7. For the right applicant, go the extra mile
You’ve stepped through a rigorous interview process and found your qualified candidates. Now it’s time to bring them onto the team but your initial offer wasn’t enough. In a moment like this, don’t be shy about rolling out the incentives and perks. Obviously taking into account your company’s unique situation, include things like a higher wage, relocation assistance, and a sweeter benefits package (like more paid time off). Remember the best candidates will likely have offers on the table from multiple companies so you’ll want to make yours as competitive as possible.
8. Hire slowly
As the old adage goes, “Fire fast, hire slow.” Once you’ve got the top candidate to agree to an employment package, give them time to learn the role and prove themselves. Don’t think of onboarding as a one or two-day event where you hand them an employee handbook and consider them a full-fledged team member. Set a trial period (anywhere from 30 to 90 days) with crystal clear expectations about what both parties (the new employee and the company) should accomplish in that time. Make sure job shadowing and training are mixed into their onboarding plan even as their responsibilities grow. Be upfront about what happens if the new hire doesn’t perform on certain parts of their assessment during this trial period.
This is their chance to show what they’ve got. If you end up having to let the person go, having a trial period (and documenting it well) makes that unfortunate event much easier. More importantly, though, the trial period should be framed as an opportunity to learn and show existing skills rather than a high-stakes test early on.

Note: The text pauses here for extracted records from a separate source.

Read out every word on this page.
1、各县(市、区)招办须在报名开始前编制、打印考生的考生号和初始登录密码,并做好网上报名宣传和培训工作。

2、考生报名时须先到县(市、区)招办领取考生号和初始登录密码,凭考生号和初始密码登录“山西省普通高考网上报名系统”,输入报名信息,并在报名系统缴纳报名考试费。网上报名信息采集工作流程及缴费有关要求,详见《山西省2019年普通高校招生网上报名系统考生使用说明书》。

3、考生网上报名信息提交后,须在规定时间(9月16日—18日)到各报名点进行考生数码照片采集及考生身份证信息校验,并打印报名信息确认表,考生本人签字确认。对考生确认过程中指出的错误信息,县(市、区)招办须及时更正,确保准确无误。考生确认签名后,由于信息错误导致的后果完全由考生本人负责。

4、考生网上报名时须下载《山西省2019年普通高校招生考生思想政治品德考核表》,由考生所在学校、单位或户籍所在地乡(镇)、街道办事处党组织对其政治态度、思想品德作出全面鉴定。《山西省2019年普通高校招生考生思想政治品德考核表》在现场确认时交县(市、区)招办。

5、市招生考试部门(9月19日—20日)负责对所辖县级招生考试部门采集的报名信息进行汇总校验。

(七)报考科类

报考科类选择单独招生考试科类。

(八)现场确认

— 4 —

9. Onboard with the team in mind
Onboarding isn’t just about one person. It’s about the whole team.When you add a new team member, you’ve changed the entire workplace. Take the time to acknowledge that in word and practice with your employees. Help them adjust to integrating a new employee into their workflows and team culture. Assist the new employee in understanding how things work in your company beyond the formal structures and technical realities of their industry.
If you need to, create new processes that reflect how things have changed. At some points, teams get too big and complex to operate in the ways that made them successful in the past. If you feel like you’ve reached that threshold after a new hire, act accordingly and shake things up so the team can optimize for its growth. That’s your role as the owner, keeping the big picture in perspective while empowering your team to do their best work together.
10. Keep recruiting
The best way to recruit well is to never really stop. In other words, hiring isn’t just about when you suddenly need a new team member. The top talent isn’t running on your personal recruitment calendar. That means you’ll need to stay vigilant about where talent is in the industry market and pursue, even if it’s not precisely the right time for your company in some cases.

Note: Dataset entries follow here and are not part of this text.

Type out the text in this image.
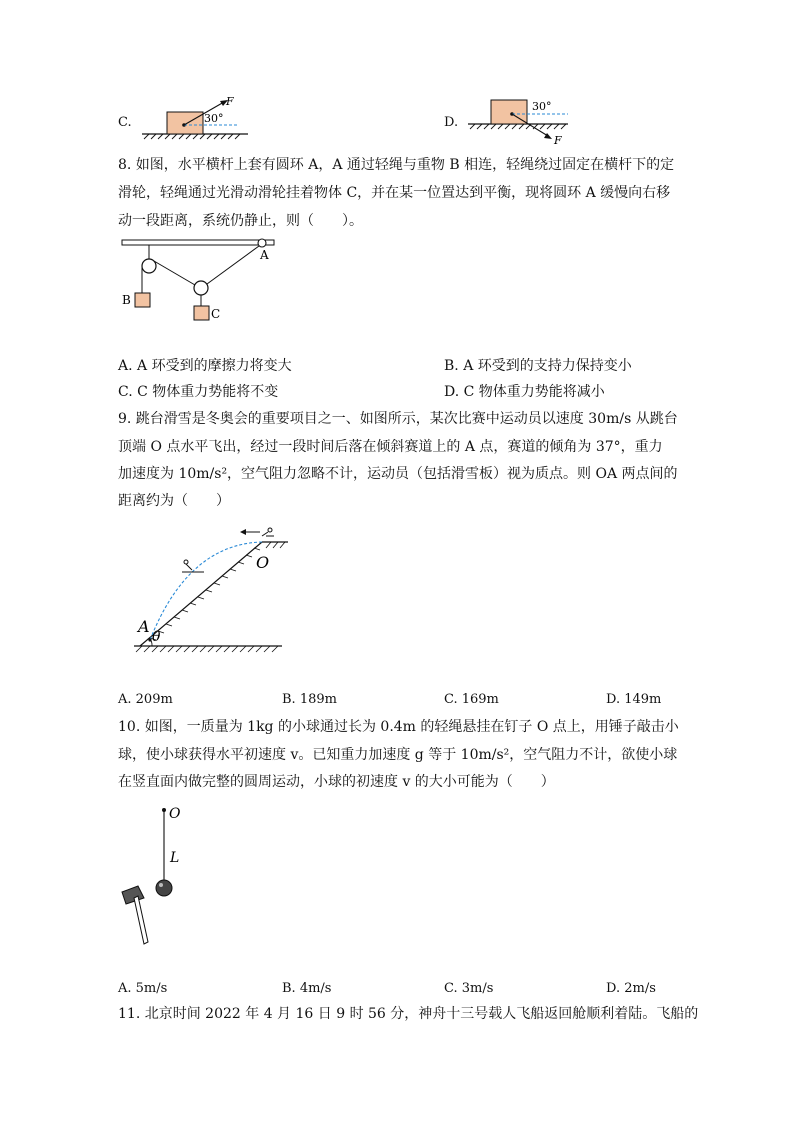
C.
F
30°	D.
F
30°
8. 如图，水平横杆上套有圆环 A，A 通过轻绳与重物 B 相连，轻绳绕过固定在横杆下的定
滑轮，轻绳通过光滑动滑轮挂着物体 C，并在某一位置达到平衡，现将圆环 A 缓慢向右移
动一段距离，系统仍静止，则（　　）。
B
C
A
A. A 环受到的摩擦力将变大	B. A 环受到的支持力保持变小
C. C 物体重力势能将不变	D. C 物体重力势能将减小
9. 跳台滑雪是冬奥会的重要项目之一、如图所示，某次比赛中运动员以速度 30m/s 从跳台
顶端 O 点水平飞出，经过一段时间后落在倾斜赛道上的 A 点，赛道的倾角为 37°，重力
加速度为 10m/s²，空气阻力忽略不计，运动员（包括滑雪板）视为质点。则 OA 两点间的
距离约为（　　）
O
A
θ
A. 209m	B. 189m	C. 169m	D. 149m
10. 如图，一质量为 1kg 的小球通过长为 0.4m 的轻绳悬挂在钉子 O 点上，用锤子敲击小
球，使小球获得水平初速度 v。已知重力加速度 g 等于 10m/s²，空气阻力不计，欲使小球
在竖直面内做完整的圆周运动，小球的初速度 v 的大小可能为（　　）
O
L
A. 5m/s	B. 4m/s	C. 3m/s	D. 2m/s
11. 北京时间 2022 年 4 月 16 日 9 时 56 分，神舟十三号载人飞船返回舱顺利着陆。飞船的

At the very least, you want to maintain ongoing recruitment efforts so you can stay top of mind for potential candidates that are out there. Make it your goal to be their “next choice” for when they finally make the jump and start looking for a new place of employment. You can accomplish this through the social media content about your company that you share on your website, hosting networking events for your team and local talent, and doing follow ups with the top talent that you keep in touch with regularly.
Finding and hiring top talent in the trades is an ongoing process
Taking the steps outlined above will help you put more intentionality and focus into your recruitment process. As the market for technician talent gets tighter, the businesses that will successfully recruit the best applicants are those willing to form a recruitment strategy to reach skilled technicians where they are and onboard them onto high-performing teams. Don’t forget, your current employee training and retention are also important.